In my view, the dismissal of Count I was proper because that count fails to state a cause of action for fraud. The elements necessary to constitute actionable fraud were outlined in Latta v. Robinson Erection Co., 363 Mo. 47, 248 S.W.2d 569, 576 (banc 1952) as follows:
that a representation was made as a statement of fact, which was untrue and known to be untrue by the party making it, or else recklessly made; that it was made with intent to deceive and for the purpose of inducing the other party to act upon it; and that he did in fact rely on it and was induced thereby to act to his injury and damage.
(Emphasis supplied.) Appellant’s Count I, in contrast, alleges that appellant’s bride:
falsely represented to the Court that Respondent committed certain acts putting her in fear of him, all the time knowing that such representations were untrue, and at the same time asking the Court to rely on said representations, which the Court did, in granting a restraining order which put Respondent out of the family apartment.
(Emphasis supplied.) These allegations do not allege intent to deceive appellant, intent to induce appellant’s reliance, or appellant’s reliance on the representations — rather, it is the court that is alleged to have been induced to rely on the allegedly false statements.
The dismissal of Count I on the authority of Hemphill is unacceptable if it makes this Court appear to be avoiding the question whether interspousal tort immunity should be abrogated in Missouri.
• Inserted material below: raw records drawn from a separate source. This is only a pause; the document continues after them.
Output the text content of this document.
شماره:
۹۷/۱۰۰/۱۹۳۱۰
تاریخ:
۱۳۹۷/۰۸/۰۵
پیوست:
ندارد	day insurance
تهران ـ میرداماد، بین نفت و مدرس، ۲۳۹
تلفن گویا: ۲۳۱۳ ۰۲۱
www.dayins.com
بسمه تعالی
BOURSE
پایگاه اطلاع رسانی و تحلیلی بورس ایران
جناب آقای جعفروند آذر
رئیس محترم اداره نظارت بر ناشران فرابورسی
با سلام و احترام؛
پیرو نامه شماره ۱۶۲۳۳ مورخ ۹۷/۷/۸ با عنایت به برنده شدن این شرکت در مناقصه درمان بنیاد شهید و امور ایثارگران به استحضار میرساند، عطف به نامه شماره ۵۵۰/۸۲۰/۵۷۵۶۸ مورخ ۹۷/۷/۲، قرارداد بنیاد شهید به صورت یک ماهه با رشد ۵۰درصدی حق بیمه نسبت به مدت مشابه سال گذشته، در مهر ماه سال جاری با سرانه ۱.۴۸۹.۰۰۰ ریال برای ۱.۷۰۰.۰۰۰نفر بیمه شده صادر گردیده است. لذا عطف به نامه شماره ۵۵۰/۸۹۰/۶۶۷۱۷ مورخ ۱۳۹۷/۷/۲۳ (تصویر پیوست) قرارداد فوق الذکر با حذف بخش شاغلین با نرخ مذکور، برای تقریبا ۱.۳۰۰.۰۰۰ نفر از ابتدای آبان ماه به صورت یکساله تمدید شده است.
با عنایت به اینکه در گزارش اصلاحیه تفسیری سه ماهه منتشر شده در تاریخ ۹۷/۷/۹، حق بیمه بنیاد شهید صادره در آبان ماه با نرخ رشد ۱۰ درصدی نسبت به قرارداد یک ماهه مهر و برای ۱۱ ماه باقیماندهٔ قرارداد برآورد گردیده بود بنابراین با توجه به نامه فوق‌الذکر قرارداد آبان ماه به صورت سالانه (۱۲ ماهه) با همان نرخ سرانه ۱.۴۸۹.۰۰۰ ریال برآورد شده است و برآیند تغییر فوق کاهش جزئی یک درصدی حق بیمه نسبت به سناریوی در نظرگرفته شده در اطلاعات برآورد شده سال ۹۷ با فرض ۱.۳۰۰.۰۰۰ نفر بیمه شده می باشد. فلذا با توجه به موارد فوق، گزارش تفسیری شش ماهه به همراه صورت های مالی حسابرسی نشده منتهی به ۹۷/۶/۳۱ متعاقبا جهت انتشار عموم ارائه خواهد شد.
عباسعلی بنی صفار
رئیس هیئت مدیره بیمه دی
Of the three counts in appellant’s cross-petition, it is only Count I that even colorably presents the interspousal tort immunity issue.
I am convinced that this case is not the proper vehicle for reconsideration of the doctrine of interspousal tort immunity articulated in the line of cases of which Ebel v. Ferguson, 478 S.W.2d 334 (Mo. banc 1972) is a part. Respondent’s petition was stricken by the trial court and judgment of dissolution entered on appellant’s cross-petition as sanctions for respondent’s failure to comply with discovery proceedings. Respondent did not file any briefs opposing appellant’s attack on the interspousal tort immunity doctrine, either in the court of appeals or in this Court. Without the full development of issues that adversary argument allows, making a change in the law with such far-reaching implications as the abrogation of interspousal tort immunity is not appropriate. Moreover, because Count I of appellant’s cross-petition fails to state a cause of action in fraud, any attempt by this Court to address the immunity question in this case would be mere dicta.